Here’s an insightful Twitter thread he wrote based on a draft text of the new mandate.
FOLU’s del Rio also also sees “several footholds for a more comprehensive approach in the final decision, and the cover text from COP-28 makes clear the importance of food systems to tackling the climate crisis.”
WWF’s Campari agrees.
“There is still a possibility to engage with the new four-year plan and increase ambition to take a truly holistic approach in its implementation… Even though negotiations on the new Joint Work failed to deliver it, we'll continue to work together to accelerate the implementation of the needed action.”
Quotable quotes from experts I spoke to
“Ordinary people know that the food system isn’t working for them – they see food deserts, or wasteful practices. Some people struggle to access and afford nutritious food items. Others are affected by bad practices from some food production and processing factories in their region that are polluting their waterways and making their kids sick.
Many farmers and fishers and those whose livelihoods are touched by the food system know that some crops are producing less, new insects or diseases are attacking their fields, that their livestock are more stressed are producing less, and the fish are not as abundant.

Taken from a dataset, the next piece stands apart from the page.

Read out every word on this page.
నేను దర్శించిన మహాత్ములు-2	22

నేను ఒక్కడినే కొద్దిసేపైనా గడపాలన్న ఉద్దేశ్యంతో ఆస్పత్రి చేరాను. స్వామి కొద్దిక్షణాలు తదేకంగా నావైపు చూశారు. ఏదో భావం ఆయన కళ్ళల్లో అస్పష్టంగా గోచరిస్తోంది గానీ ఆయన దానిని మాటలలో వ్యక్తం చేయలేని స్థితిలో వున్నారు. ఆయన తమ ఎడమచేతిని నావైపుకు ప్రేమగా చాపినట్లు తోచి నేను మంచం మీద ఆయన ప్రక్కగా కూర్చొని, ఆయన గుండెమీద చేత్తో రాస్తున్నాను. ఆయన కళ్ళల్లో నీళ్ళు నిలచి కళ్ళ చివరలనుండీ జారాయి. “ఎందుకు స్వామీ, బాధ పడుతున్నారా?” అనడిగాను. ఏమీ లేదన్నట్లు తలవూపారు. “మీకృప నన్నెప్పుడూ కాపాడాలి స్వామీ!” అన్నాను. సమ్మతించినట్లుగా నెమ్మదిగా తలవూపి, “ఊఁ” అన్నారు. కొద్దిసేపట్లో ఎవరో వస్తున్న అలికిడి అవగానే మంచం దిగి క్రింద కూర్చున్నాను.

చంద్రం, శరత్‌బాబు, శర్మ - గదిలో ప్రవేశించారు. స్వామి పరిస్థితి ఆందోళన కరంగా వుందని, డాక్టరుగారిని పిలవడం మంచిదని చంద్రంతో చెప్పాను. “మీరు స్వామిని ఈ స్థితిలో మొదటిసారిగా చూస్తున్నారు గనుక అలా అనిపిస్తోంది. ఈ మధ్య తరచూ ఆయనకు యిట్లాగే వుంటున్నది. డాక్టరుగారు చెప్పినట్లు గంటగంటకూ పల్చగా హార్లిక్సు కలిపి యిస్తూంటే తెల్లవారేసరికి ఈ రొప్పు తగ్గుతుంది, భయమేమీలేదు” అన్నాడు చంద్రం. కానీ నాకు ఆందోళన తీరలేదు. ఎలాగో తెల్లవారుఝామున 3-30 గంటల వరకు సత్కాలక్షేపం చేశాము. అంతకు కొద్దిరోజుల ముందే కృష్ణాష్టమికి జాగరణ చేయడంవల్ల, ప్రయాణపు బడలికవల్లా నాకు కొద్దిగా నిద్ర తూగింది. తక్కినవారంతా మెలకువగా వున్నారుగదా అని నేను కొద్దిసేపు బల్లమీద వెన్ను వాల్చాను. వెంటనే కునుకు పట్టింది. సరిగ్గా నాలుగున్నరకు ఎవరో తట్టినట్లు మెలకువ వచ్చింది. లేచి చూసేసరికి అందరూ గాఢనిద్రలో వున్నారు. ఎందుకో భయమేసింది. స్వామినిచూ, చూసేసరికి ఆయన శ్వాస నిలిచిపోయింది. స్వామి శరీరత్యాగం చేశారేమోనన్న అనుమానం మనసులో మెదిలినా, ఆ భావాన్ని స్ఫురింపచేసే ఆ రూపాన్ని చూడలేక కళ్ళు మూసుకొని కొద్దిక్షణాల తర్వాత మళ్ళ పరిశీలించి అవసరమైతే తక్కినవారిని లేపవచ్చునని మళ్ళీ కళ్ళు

They may know there is a linkage between food systems, climate, and all of these impacts they are experiencing daily. But without a direct line of accountability and work to tackle the food-climate crisis together, as a shared global problem, these challenges will get worse.
This is why we were a leading organization on the Koronivia open letter – food systems isn’t showing up on the negotiations table and we are missing a major opportunity for systems solutions that impact real people in real places.”
Jennifer Chow, Senior Director of Climate-Resilient Food Systems, Environmental Defense Fund
“In a way (we are disappointed), but we were actually not expecting much on this, because for the past four years when (Koronivia) was being negotiated on/upon, food systems was not much on the agenda. What has disappointed me is that there is no institutional mechanism nor financing in place to carry out the joint work on implementation of climate action on agriculture and food security. Will it be again all talk for the next years? I just felt relieved that there was a decision, because for a time I thought, there would be no mandate.”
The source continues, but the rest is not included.